И те же утомленные глаза, что у каторжника утром. Та же вялость, то же безразличие.
— Что вам угодно?
Даже в кафе невозможно снять шлем, потому что крыша здесь — гофрированное железо и ничего больше. Голос женщины лишен выражения.
— До кризиса мы продавали в иной день до десяти ящиков шампанского. Заготовители древесины зарабатывали сумасшедшие деньги.
— Где эти люди теперь?
— Разорились. Занялись другими делами. Один теперь — мясник, другой — страховой агент…
— А те, кто разбогател?
— Спустили все денежки во Франции за полгода, от силы за год — и вернулись сюда.
На светлый прямоугольник двери страшно взглянуть: кажется, что огненные лучи прожигают тебя насквозь. На шелковом платье, под мышками, до самых грудей — пятна пота.
Здесь есть бильярд. К кафе на старом драндулете подъезжают двое и принимаются лениво гонять шары. Оба в пристежных воротничках, при галстуках. Пьют перно большими глотками и медленно, со вкусом хмелеют.

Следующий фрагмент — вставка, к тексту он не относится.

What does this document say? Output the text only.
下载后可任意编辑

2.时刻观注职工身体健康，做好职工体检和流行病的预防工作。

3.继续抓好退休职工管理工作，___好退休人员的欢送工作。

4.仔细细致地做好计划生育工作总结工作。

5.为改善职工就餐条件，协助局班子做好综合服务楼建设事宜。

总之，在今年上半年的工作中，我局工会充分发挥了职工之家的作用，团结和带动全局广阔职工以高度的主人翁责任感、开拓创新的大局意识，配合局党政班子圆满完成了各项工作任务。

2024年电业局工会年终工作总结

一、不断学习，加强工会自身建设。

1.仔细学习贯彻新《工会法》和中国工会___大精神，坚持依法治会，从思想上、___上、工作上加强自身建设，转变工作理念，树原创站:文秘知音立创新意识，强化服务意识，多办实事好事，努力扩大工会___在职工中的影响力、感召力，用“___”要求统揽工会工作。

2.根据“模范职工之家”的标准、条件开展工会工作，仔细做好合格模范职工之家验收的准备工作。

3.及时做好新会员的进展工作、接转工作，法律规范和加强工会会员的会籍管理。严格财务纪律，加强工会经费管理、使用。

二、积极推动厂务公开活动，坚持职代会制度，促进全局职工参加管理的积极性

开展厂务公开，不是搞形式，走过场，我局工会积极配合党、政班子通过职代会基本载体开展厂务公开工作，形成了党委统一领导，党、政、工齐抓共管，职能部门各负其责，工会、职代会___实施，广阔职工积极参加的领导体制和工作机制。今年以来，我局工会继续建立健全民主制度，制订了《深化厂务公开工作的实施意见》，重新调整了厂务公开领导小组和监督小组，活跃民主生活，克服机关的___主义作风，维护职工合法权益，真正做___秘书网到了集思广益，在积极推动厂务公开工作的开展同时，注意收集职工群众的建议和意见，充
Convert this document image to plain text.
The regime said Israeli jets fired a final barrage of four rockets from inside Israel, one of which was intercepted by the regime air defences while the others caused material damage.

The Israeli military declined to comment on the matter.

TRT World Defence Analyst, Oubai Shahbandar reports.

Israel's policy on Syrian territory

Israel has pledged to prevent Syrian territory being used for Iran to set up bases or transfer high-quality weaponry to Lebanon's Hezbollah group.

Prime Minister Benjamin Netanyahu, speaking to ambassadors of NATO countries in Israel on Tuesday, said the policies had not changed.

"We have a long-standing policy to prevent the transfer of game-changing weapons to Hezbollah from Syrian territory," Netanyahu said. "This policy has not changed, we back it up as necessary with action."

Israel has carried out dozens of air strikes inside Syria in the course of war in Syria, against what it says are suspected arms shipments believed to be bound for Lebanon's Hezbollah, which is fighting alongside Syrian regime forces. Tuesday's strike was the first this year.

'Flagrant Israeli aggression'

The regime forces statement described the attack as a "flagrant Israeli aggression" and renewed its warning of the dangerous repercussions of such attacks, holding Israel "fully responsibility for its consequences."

К четырем в кафе набирается человек десять, но все они слишком давно друг друга знают и говорить им не о чем. Они будут пить, уставясь прямо перед собой в полумрак, и заводить граммофон.
Тут же оба местных жандарма. И молодой человек, присланный для работы в фактории. Его наняли в Париже. Но пока он доехал, фактория уже успела разориться.
Здесь есть выходцы из Керси, Алье, Перигора, Шаранты. Едва ли не все они уроженцы небольших деревушек, похожих на ту, расположенную неподалеку от Конкарно, которая теперь особенно часто и упрямо приходит мне на память; забыл, как она называется. Церковь, напротив белое здание мэрии, рядом кафе. Метров через сто — жандармерия, тоже белая. На белой стене кричащими пятнами выделяются два официальных плаката, обрамленных трехцветной полосой:
«Юноши, вступайте в колониальную армию…»
Плакат был заказан художнику. В углу изображена кокосовая пальма, под ней унтер-офицер в ладном мундирчике и голая негритянка — она словно подает ему тяжелую, как спелый плод, грудь…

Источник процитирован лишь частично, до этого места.